A number of projects in 2003 were: het Woolde near Hengelo, rainwater seperation in Nijmegen, de Oost polder near Anna Paulowna, the Lappenvoort, Glimmermade and Oosterland polders, and the nature reserve Groote Brekken near Lemmer. These projects are at the forefront of Dutch water management for the 21st century. In years to come, 250 more projects will take place in order to create additional space for water storage.
The Dutch live with water- The threats that face the Dutch are taken seriously enough as to launch a campaign to inform citizens of the future prospects. August 15th, 2003, a campaign was launched, with the slogan ‘Nederland leeft met Water’, which roughly translates to ‘the Dutch Live with Water’. The relationship between the Dutch and their water is being emphasized in public discourse.

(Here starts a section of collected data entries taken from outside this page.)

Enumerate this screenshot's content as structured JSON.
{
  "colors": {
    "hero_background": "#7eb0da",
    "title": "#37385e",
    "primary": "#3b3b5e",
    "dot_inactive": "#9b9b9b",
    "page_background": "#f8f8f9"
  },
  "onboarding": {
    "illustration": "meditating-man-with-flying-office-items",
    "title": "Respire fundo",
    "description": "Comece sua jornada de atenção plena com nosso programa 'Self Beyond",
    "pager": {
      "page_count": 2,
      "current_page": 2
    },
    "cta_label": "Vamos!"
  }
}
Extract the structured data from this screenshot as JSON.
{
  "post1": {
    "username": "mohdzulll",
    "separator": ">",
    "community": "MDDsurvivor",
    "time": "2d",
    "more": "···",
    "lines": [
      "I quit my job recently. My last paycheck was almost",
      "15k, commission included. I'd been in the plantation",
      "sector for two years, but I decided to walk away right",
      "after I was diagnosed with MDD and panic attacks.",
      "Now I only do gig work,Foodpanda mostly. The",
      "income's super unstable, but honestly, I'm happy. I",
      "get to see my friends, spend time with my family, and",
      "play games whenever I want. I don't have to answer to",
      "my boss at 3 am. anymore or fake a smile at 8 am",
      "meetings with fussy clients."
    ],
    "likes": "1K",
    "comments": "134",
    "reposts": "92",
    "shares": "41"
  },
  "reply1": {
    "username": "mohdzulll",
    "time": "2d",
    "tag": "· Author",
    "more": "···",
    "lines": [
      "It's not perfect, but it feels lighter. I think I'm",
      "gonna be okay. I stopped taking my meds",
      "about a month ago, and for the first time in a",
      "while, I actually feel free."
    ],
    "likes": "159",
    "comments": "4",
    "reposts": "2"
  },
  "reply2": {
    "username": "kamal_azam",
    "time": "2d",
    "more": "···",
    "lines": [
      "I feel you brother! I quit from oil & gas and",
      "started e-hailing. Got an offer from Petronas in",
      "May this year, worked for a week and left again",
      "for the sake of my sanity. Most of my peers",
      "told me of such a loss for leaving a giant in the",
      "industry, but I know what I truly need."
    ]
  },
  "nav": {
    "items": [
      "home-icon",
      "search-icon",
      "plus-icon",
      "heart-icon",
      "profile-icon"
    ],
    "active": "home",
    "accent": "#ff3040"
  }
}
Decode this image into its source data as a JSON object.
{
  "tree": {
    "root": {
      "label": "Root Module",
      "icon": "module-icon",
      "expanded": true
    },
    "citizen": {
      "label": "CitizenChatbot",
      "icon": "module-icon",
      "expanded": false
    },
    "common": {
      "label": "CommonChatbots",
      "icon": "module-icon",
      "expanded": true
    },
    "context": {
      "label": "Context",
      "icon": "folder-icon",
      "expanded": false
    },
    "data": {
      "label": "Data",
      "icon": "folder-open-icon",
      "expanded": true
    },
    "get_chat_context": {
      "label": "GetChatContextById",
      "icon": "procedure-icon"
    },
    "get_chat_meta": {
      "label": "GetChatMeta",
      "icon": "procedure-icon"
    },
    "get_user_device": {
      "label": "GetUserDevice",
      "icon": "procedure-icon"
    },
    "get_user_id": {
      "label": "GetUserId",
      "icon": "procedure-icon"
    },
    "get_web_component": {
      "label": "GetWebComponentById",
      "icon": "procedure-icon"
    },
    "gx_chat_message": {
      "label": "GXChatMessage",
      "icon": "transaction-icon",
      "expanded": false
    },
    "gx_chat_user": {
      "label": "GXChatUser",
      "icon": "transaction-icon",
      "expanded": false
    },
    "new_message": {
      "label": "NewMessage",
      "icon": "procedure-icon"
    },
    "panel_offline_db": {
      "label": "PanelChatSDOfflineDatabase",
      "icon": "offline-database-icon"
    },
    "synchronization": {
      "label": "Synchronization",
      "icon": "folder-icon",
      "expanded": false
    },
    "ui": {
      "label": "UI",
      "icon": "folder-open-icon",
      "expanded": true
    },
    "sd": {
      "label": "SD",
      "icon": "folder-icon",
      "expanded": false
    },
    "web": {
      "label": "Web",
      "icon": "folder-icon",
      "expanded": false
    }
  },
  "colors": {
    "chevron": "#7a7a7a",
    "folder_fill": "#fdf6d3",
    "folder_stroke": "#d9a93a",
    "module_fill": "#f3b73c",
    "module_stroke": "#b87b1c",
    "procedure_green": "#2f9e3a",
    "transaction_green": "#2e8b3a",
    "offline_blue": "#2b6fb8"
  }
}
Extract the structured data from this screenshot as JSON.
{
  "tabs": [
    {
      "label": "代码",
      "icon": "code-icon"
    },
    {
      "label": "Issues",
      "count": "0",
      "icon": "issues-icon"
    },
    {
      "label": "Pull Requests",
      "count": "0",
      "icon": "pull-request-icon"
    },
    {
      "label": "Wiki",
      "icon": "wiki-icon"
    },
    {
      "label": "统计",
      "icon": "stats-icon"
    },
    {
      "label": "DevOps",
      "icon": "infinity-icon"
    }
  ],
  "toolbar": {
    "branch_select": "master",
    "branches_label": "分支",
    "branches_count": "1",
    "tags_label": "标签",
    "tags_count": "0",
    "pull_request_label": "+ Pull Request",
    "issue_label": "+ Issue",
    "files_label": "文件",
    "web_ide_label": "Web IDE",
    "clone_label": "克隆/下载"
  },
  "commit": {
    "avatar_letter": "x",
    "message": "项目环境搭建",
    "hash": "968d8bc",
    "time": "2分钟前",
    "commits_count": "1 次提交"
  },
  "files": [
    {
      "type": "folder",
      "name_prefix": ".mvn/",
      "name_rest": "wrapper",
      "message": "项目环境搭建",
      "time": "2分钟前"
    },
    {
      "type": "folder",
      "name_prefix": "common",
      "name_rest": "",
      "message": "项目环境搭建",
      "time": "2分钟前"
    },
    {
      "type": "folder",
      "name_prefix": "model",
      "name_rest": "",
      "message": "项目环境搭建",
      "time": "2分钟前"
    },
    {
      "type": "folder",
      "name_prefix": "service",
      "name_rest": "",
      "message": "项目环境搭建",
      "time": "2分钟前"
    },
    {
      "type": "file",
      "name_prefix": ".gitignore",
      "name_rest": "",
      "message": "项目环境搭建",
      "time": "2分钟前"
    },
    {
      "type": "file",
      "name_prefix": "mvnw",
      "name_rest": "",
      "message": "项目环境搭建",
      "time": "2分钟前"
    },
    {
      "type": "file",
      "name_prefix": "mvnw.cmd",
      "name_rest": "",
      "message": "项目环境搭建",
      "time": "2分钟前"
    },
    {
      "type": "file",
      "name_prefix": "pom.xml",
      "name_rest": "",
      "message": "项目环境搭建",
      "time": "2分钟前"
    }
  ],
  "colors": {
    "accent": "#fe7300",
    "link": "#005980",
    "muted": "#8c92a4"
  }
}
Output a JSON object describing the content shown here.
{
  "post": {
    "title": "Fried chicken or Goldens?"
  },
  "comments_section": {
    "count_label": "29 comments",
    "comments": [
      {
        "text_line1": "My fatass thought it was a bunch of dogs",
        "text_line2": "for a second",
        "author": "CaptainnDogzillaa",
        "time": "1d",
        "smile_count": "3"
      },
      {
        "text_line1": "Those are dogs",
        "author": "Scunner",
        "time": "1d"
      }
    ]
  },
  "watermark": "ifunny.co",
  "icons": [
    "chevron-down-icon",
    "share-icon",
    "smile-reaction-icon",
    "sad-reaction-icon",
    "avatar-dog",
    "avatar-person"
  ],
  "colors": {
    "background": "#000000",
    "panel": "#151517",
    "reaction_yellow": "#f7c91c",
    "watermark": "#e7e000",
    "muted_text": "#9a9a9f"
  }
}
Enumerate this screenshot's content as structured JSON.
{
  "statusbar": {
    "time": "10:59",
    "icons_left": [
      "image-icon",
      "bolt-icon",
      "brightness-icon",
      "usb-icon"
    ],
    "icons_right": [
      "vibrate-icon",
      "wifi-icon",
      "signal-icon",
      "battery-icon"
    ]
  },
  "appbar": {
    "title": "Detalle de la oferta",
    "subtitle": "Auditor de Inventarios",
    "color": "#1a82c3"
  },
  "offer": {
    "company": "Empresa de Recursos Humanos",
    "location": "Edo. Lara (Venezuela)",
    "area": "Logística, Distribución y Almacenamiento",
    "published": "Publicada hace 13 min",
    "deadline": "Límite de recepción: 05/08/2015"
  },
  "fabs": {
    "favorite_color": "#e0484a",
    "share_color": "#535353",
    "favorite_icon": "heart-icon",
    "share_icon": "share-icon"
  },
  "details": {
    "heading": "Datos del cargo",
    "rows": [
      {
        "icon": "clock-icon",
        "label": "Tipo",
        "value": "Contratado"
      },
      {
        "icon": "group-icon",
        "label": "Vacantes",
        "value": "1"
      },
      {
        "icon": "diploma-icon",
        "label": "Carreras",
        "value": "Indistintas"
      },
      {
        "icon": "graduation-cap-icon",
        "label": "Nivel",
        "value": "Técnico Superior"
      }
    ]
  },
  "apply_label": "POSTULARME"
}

A lot of attention is paid to the question of how the Dutch will deal with water in the future, via advertisements, radio and television commercials, billboards and the Internet. Meteorologist Peter Timofeeff plays an important role in this campaign, as he explains why some measures will be unavoidable. It is striking that such a campaign is needed. The dikes seem strong and safe and few people realize what could happen if the water management system would fail (due to war, extreme nature events, or the like.)
Internationalization of water management- Water management is more and more done on a river basin level and therefore water boards are required to work together with collogues in Germany, Switzerland, France and Belgium. What happens upstream in the river basin is extremely important to the Netherlands. If, for instance, large retention areas are established in Germany, the risks of flooding in the Netherlands are much lower. Water management has become the trademark of the Netherlands. Worldwide Dutch water specialists are consulted both for technical as well as for social (governance) aspects of water management.